Parmi les mécontents, se trouvait frère Léon, le disciple bien-aimé, celui que le maître appelait son « petit agneau du bon Dieu ». Un jour, le mouton se fâcha, il fit sauter le tronc. Élie, furieux, n’eut pas honte de le faire bâtonner. Égide, le mystique, gardait mieux son sang-froid, mais il avait des mots amers, une ironie redoutable. On lui faisait visiter les nouveaux locaux conventuels : il paraissait tout approuver. Quand il eut terminé sa ronde : « À la bonne heure ! Rien n’y manque. Et bientôt, nous aurons des femmes ?[1] »

Tel fut le germe de divisions qui allaient longtemps agiter l’Institut d’Assise, et devenir pour lui une cause de difficultés parfois aiguës. La querelle ne prit fin qu’au bout d’un siècle, sur le bûcher[2]. Et pourtant, on ne peut le nier : au point de vue absolu, au point de vue des inten-

  1. Lempp, Élie de Cortone, Paris, 1901.

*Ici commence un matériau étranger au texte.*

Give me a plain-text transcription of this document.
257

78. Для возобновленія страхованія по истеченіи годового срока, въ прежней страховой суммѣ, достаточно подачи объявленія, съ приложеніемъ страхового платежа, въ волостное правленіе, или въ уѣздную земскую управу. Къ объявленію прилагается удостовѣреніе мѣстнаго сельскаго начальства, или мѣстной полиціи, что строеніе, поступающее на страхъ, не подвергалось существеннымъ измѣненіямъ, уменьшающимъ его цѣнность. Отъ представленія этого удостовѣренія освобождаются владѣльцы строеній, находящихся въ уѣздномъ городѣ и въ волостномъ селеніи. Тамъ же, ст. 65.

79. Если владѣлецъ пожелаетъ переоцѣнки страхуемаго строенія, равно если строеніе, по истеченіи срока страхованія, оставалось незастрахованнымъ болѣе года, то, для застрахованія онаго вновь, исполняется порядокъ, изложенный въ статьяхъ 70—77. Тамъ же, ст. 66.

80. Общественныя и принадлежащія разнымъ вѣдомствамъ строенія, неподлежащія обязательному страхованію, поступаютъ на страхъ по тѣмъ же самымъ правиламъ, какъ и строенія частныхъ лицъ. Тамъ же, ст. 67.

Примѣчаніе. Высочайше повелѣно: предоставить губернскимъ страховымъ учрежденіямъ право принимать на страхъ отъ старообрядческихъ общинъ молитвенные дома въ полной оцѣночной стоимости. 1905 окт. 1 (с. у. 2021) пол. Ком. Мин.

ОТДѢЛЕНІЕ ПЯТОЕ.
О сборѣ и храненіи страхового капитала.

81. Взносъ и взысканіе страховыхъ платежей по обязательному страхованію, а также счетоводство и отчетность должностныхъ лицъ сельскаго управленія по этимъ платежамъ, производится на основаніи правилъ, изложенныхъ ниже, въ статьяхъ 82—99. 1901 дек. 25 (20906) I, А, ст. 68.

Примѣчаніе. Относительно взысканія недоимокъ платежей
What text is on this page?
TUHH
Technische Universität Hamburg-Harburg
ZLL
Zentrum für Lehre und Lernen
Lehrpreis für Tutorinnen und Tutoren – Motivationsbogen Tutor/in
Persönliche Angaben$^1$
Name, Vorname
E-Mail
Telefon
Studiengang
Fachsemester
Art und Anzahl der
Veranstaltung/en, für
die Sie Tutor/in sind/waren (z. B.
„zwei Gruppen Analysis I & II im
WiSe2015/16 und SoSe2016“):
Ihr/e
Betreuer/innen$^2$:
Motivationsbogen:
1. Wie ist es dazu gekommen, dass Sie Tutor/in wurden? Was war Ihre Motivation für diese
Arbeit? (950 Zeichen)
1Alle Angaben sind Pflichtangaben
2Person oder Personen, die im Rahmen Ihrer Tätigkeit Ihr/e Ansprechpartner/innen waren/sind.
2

  2. Toute cette histoire de P.-J. Olivi et des quatre condamnés de Marseille, en 1319, est très bien éclaircie par le P. Ehrle dans l’Archiv für Litteratur und Kirchengeschichte Mittelalters du P. Denifle (t. II, III et IV). Elle vient d’être résumée dans un esprit très modéré par le P. René de Nantes, Histoire des Spirituels, Couvin, 1909, Cf. F. Tocco, Studii Francescani, Naples, 1909.